Landkreis feiert 15 Jahre Sozialraumorientierung: erfolgreiches Modell stärkt Familien
Osnabrück. Mit einer feierlichen Veranstaltung und vielen Gästen aus Jugendhilfe, Politik, Verwaltung und von freien Trägern hat der Landkreis Osnabrück das 15-jährige Bestehen seiner Sozialraumorientierung gefeiert. Seit 2010 arbeiten acht Sozialraumteams erfolgreich nach einem Ansatz, der Kinder, Jugendliche und Familien unmittelbar in ihren Lebenswelten unterstützt – vernetzt, präventiv und ressourcenorientiert.

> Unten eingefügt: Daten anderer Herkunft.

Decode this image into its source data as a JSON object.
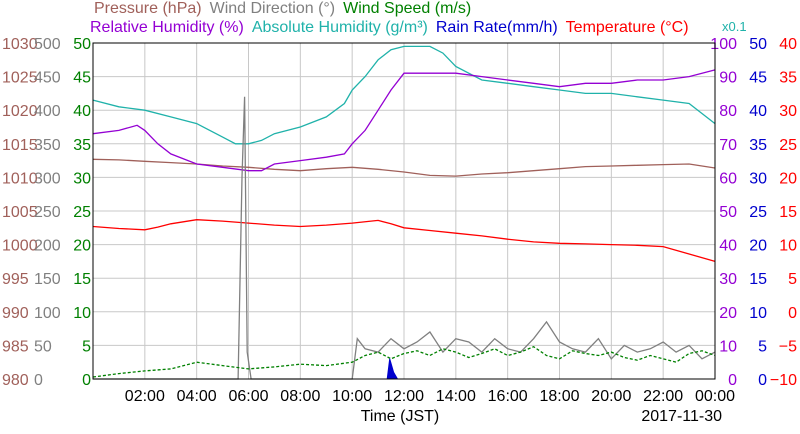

Landrätin Anna Kebschull würdigte die Bedeutung des Ansatzes für die regionale Jugendhilfeentwicklung: „Die Sozialraumorientierung stärkt Familien, schafft niedrigschwellige Zugänge und ermöglicht passgenaue Hilfen, die gemeinsam mit den Menschen entstehen. Gerade in Zeiten wachsender sozialer Herausforderungen ist dieser Ansatz unverzichtbar – und wir werden seine Weiterentwicklung im Landkreis Osnabrück nachhaltig unterstützen.“
Ein besonderer Programmpunkt war der Festvortrag von Professor Wolfgang Hinte, der den sozialräumlichen Fachansatz in Deutschland entscheidend geprägt hat und vor 15 Jahren auch im Landkreis Osnabrück wichtige Impulse für den Aufbau der heutigen Strukturen gab. In seinem Vortrag rückte er die Wirkungskraft lebensweltorientierter Sozialarbeit ins Zentrum und zeigte auf, wie der Ansatz weiterentwickelt werden kann, um angesichts gesellschaftlicher Veränderungen auch künftig tragfähig zu bleiben.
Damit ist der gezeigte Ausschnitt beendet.